Possibly relevant human trait(s) and/or gene(s)s (MIM numbers): 185000 (trait) , 194380 (trait) , 185020 (trait)

Links to MONDO diseases: No links.

Mendelian trait/disorder: unknown

Considered a defect: yes

Cross-species summary: Abnormal red blood cell morphology (central zone of pallor has a 'mouthlike' pattern) and hypertrophic gastritis

Species-specific name: Familial stomatocytosis hypertrophic gastritis

Genetic engineering: Unknown
Have human generated variants been created, e.g. through genetic engineering and gene editing

Clinical features: Slappendel et al. (1991): "The main clinical problems were diarrhoea, icterus, and ataxia and paresis of the pelvic limbs.
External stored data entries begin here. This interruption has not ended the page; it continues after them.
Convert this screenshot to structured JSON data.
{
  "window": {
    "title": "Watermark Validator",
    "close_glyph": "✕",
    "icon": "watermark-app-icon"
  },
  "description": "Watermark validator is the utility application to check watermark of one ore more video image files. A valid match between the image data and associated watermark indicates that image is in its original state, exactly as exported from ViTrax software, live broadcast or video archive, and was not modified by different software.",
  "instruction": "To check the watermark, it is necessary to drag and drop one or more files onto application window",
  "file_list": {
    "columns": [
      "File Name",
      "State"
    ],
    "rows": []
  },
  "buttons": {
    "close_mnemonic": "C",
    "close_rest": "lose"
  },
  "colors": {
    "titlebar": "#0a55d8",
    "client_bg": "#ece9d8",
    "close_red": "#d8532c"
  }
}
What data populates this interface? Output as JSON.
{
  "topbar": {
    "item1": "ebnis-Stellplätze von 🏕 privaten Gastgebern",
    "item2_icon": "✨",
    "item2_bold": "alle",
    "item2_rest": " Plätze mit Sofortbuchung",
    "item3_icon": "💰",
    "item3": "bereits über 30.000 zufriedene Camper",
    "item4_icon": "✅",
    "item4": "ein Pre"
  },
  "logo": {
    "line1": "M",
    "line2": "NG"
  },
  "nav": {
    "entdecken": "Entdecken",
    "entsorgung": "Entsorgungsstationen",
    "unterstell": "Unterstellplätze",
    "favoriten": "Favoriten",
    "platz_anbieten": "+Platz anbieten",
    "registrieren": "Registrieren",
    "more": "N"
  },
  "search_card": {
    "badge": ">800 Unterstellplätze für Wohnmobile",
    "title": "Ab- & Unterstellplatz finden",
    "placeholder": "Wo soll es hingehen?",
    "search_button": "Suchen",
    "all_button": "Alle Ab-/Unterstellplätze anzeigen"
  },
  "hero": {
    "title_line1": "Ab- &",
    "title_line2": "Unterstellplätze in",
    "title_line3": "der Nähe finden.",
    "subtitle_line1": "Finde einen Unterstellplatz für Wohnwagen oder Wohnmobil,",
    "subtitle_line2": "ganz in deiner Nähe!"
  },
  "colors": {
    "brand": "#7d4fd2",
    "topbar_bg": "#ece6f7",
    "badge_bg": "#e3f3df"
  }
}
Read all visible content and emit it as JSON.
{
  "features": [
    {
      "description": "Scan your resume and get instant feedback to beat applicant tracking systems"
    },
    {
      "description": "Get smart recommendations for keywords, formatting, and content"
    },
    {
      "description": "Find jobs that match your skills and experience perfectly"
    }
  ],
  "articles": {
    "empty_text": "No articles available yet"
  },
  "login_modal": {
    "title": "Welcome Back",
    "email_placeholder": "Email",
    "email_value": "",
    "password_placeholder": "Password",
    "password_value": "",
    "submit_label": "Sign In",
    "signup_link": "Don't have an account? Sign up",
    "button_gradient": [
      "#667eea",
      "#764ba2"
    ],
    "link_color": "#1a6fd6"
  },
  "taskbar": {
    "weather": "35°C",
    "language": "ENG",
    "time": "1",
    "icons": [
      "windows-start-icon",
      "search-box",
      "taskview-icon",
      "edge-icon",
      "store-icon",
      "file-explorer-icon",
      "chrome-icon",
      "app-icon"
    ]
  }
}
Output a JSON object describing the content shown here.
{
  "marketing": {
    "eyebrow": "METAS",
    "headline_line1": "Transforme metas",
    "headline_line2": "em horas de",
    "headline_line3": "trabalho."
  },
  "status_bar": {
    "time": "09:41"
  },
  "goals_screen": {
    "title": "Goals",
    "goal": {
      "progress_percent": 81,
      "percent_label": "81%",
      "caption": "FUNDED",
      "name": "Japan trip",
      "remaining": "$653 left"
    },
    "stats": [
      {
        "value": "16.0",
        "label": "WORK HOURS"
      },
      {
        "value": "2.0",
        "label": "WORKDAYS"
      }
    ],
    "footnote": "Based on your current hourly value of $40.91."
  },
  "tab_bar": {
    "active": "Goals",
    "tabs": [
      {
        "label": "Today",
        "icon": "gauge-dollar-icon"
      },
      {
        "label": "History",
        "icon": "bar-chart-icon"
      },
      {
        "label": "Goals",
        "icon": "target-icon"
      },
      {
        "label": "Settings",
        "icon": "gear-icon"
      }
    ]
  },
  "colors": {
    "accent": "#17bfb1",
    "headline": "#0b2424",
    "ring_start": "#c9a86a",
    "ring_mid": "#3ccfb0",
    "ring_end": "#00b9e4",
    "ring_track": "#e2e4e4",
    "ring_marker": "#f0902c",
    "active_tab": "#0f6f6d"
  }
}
Laboratory evaluation revealed abnormal red cell shape (stomatocytosis), increased osmotic fragility, haemolytic anaemia, and increased liver enzymes and serum bilirubin. Gastroscopic and histopathologic examination of the gastric mucosa revealed hypertrophic gastritis resembling Ménétrier's disease in man. ... Electroneurography in 2 dogs revealed polyneuropathy."

Pathology: Slappendel et al. (1991): "Histologic findings in the liver were suggestive of progressive liver disease. Cysts were found in the kidneys of the five oldest patients."